While the motivation kept her in the Corps, Macander had issues that some of the future female Marine officers she was instructing had limits on their careers because of their biology.

“That was a difficulty coming into the Marine Corps and having students that were female understanding that just all of the jobs were not open to females at the time, which has changed and is awesome,” Macander said.

Macander also met her eventual wife while she was working at the University of Colorado. The two became friends while they both lived in Colorado, and over the years their friendship blossomed into more.

Macander credits her wife with giving her the support she needed to handle the stress that comes from being the first female combat arms battalion commander.

“She has taken care of me so I could take care of the Marines and sailors of this battalion,” Macander said.

‘I had to be on’

Macander said she experienced a lot of internal pressure to ensure that she measured up and did not make things harder for the female Marines who would follow her in combat jobs.

“I knew that I was going to be looked at,” Macander said. “If I faltered, in my mind, that would be bad for female Marines that would be following me.”
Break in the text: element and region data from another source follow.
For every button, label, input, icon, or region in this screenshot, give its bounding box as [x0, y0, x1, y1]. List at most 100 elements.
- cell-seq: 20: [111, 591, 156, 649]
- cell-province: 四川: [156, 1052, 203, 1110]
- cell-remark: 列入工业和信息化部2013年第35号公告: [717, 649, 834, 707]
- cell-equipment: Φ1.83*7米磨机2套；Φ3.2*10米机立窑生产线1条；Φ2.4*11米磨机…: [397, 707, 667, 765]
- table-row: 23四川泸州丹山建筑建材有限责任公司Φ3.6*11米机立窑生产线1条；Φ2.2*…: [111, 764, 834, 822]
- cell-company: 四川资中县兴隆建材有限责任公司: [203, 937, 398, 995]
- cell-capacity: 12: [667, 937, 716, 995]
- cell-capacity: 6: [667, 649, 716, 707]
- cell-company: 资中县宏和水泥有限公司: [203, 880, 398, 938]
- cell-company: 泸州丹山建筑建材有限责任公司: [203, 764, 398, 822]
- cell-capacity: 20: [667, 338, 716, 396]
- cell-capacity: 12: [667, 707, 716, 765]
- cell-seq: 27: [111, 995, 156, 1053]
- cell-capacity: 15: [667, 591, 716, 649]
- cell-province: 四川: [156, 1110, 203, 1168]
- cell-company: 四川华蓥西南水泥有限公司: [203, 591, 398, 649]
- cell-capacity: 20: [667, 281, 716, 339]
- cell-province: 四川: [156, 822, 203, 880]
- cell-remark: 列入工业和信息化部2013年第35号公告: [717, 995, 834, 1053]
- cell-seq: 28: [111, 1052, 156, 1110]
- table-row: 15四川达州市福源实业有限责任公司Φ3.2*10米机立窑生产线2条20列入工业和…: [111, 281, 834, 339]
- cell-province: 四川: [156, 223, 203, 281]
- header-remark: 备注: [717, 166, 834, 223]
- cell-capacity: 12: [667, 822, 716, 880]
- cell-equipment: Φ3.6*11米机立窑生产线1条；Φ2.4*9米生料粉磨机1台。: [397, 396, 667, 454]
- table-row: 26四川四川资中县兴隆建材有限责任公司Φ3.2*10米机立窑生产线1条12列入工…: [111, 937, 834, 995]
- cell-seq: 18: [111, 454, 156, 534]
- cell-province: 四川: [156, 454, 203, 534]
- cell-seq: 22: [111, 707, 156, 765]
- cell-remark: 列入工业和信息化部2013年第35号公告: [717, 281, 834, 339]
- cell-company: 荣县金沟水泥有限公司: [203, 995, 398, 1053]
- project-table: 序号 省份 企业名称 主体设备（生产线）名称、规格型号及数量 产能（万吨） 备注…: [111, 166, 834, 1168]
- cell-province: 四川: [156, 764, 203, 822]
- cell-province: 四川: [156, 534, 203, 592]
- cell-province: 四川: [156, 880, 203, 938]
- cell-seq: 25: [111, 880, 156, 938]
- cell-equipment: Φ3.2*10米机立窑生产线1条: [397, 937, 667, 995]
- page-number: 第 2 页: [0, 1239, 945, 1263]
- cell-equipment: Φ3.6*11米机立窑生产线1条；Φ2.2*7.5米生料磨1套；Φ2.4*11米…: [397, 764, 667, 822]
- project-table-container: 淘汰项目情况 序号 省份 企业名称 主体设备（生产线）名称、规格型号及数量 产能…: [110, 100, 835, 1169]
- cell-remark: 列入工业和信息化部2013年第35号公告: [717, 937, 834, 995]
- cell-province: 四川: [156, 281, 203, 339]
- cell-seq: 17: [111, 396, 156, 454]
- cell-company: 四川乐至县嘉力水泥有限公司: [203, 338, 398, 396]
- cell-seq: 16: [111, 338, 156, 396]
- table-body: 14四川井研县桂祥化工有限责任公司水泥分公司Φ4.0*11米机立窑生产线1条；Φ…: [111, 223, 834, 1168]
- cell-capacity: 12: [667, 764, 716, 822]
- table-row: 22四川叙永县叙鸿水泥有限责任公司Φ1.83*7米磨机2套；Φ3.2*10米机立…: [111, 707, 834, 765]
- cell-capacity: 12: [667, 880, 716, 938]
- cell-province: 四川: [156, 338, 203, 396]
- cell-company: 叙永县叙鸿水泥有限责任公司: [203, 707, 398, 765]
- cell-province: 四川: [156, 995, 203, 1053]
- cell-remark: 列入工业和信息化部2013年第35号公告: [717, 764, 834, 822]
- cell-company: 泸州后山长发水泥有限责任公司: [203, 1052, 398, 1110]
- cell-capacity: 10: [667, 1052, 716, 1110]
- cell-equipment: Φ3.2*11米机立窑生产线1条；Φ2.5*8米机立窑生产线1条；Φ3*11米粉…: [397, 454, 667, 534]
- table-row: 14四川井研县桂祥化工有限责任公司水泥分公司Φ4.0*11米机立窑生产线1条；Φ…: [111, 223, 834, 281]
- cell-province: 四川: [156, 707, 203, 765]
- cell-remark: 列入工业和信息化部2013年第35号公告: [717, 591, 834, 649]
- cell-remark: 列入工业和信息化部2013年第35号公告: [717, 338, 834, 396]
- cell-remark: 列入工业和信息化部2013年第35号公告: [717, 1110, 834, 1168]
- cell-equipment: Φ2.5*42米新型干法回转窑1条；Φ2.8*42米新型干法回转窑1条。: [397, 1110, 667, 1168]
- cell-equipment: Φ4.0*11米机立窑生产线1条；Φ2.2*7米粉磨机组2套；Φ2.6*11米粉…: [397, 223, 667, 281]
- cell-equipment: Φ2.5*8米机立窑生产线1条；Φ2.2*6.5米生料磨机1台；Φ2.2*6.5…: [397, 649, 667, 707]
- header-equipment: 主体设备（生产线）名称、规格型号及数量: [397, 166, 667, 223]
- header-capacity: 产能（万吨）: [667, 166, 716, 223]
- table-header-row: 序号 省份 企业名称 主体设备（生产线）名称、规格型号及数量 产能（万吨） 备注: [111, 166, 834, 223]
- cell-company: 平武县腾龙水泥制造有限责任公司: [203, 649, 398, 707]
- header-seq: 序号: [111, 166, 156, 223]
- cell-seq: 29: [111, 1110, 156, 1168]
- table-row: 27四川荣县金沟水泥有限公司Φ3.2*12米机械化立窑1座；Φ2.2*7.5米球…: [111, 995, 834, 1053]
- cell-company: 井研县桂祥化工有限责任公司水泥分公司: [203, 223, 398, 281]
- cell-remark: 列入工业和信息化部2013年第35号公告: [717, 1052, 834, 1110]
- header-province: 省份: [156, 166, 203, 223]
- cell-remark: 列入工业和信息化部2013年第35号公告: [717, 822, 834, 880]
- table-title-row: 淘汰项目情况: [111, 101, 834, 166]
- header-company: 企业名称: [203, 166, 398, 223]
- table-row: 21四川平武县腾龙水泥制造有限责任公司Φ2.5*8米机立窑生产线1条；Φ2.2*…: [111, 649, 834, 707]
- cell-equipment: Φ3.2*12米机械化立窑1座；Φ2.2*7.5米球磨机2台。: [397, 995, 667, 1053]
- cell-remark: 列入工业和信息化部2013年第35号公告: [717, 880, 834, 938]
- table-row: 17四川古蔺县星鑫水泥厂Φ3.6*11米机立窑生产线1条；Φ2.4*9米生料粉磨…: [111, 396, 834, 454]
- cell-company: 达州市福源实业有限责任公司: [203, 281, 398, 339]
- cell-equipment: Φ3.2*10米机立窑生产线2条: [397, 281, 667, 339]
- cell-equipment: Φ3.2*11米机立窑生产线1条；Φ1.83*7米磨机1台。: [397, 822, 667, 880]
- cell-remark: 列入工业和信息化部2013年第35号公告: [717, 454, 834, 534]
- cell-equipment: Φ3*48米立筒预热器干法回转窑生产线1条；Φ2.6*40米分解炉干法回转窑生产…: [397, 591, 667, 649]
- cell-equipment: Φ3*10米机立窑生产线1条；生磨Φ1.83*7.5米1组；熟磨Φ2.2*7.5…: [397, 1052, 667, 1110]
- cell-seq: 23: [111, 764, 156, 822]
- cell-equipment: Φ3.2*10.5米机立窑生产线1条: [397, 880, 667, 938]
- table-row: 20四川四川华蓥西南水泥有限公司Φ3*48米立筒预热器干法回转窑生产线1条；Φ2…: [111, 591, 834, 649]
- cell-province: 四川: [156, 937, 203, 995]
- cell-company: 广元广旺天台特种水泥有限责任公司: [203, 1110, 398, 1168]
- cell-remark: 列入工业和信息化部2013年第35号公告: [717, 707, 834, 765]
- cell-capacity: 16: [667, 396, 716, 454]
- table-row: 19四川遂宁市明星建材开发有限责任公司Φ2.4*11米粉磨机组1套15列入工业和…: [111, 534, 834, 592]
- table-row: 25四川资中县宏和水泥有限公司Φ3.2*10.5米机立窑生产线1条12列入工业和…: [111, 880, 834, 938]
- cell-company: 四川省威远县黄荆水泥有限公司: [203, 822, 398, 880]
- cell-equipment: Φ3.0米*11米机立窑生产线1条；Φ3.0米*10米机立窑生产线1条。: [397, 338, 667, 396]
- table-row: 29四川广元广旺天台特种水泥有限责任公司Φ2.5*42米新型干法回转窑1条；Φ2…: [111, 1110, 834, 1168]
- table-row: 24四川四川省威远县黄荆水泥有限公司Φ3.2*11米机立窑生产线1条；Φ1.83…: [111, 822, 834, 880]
“I felt like I had to be on and doing the best that I can for the last two years,” Macander said. “I don’t think that’s different than any commander”.

While the internal pressures were great, she said, the 1st Marine Division did a great job of protecting her from external pressures the men in her position would not have had to face.

“I think the 1st Marine Division was actually pretty awesome,” Macander said, giving particular praise for the then-division commander, Lt. Gen. Eric Smith.

When Macander took over the battalion Smith told her he would treat her exactly the same as the other commanders in his division. He also helped prevent external pressure from hitting her.

There were always the behind-the-back or social media comments when her name was brought up, but “there was nothing professionally in my career that I’ve seen someone say to my face or has treated me differently,” Macander said.

Macander said the diversity that comes with opening all jobs to all Marines capable of filling them only has made the Marine Corps stronger.

“I think there is strength in our diversity,” Macander said. “I think having a different background and having Marines see that you can be successful as a female officer, I think is important to those positions.”

Macander acknowledged that it will take a while for women to move up the ranks in fields like artillery and infantry, but she said someday those women who are just captains and lieutenants now will be division commanders, blazing a path in positions that were so recently closed to them.

“And that’s going to be exciting to watch,” Macander said.